Hidayat Setiaji, CNBC Indonesia
12 December 2019 11:29
Pak Jokowi, Solusi CAD Paling Dekat  & Cepat Buat RI Itu Gas!
Ilustrasi Minyak Mentah (REUTERS / Brendan McDermid)
Jakarta, CNBC Indonesia - Presiden Joko Widodo (Jokowi) sudah beberapa kali mengungkapkan kekecewaannya soal masalah defisit transaksi berjalan atau Current Account Deficit (CAD). Salah satu penyebab tingginya impor yang menekan transaksi berjalan adalah minyak dan produk olahan minyak seperti Bahan Bakar Minyak (BBM).

"Kenapa sudah 30 tahun lebih kita tidak membangun satu kilang pun? Kilang ada turunannya, masak kita masih impor? Ini tidak dikerjakan, ada apa? Ini gede banget," tegas Jokowi belum lama ini.

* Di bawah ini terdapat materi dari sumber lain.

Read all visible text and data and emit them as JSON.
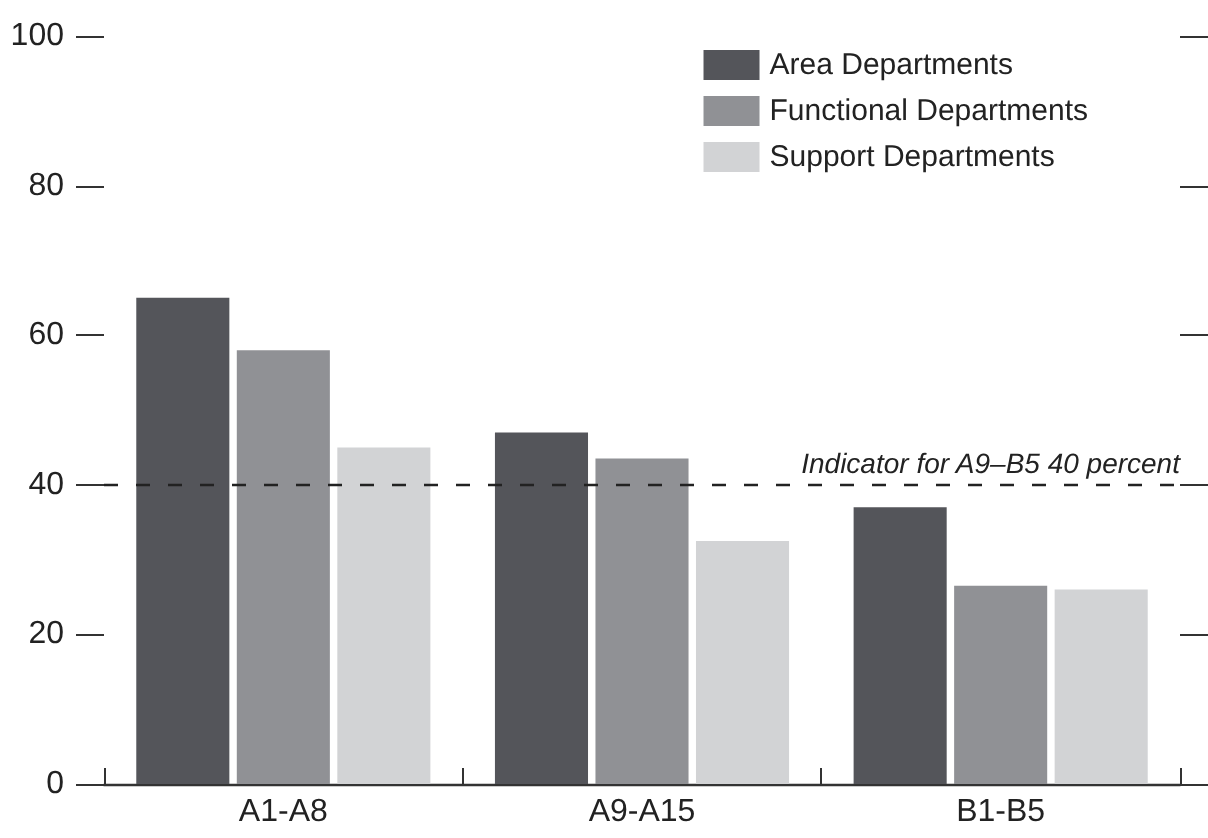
{
  "chart_data": {
    "type": "bar",
    "categories": [
      "A1-A8",
      "A9-A15",
      "B1-B5"
    ],
    "series": [
      {
        "name": "Area Departments",
        "color": "#54555a",
        "values": [
          65,
          47,
          37
        ]
      },
      {
        "name": "Functional Departments",
        "color": "#909195",
        "values": [
          58,
          43.5,
          26.5
        ]
      },
      {
        "name": "Support Departments",
        "color": "#d2d3d5",
        "values": [
          45,
          32.5,
          26
        ]
      }
    ],
    "ylim": [
      0,
      100
    ],
    "yticks": [
      0,
      20,
      40,
      60,
      80,
      100
    ],
    "ref_lines": [
      {
        "axis": "y",
        "value": 40,
        "label": "Indicator for A9–B5 40 percent",
        "color": "#222222",
        "line_style": "dashed"
      }
    ],
    "legend": "top right",
    "grid": false
  }
}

Wajar Jokowi gusar. Data Dewan Energi Nasional (DEN) mencatat ketergantungan Indonesia terhadap impor minyak semakin tinggi. Pada 2006, rasio ketergantungan impor 'hanya' 33% tetapi pada 2015 naik menjadi 44%.




Mengutip BP Statistical Review 2019, cadangan minyak Indonesia pada akhir 2018 ditaksir 3,2 miliar barel. Hanya 0,2% dari total cadangan minyak dunia.

Selama periode 2010-2018, rata-rata lifting minyak adalah 835,7 juta barel/hari. Apabila produksi tetap di kisaran itu dan tidak ada penemuan cadangan baru, maka minyak akan habis sekitar 10 tahun lagi.



Oleh karena itu, Indonesia harus berubah. Ketergantungan terhadap minyak tidak bisa dibiarkan berkelanjutan (sustainable), harus ada diversifikasi energi.

Rencana Umum Energi Nasional 2017 menargetkan proporsi minyak semakin rendah. Pada 2025, porsi minyak bumi ditargetkan kurang dari 25%, batu bara lebih dari 30%, gas bumi lebih dari 22%, serta energi baru dan terbarukan lebih dari 23%. Kemudian pada 2050, porsi minyak bumi menjadi kurang dari 20%, batu bara lebih dari 25%, gas bumi lebih dari 24%, serta energi baru dan terbarukan lebih dari 31%.

Sampai 2025, batu bara masih menjadi sumber energi terbesar kedua di Indonesia. Namun batu bara adalah energi yang penuh kontroversi, terutama dari sisi lingkungan. Mengembangkan batu bara sebagai pengganti minyak tanpa polemik adalah sesuatu yang mustahil.


Oleh karena itu, yang paling dekat adalah gas bumi. Gas bisa menjadi harapan baru untuk menggantikan minyak yang semakin menua.


Dari sisi perdagangan internasional, neraca gas Indonesia masih surplus (minyak sudah defisit, makanya disebut net importir). Dalam kurun Januari-Oktober 2019, Badan Pusat Statistik (BPS) mencatat neraca perdagangan gas Indonesia surplus US 5,27 miliar.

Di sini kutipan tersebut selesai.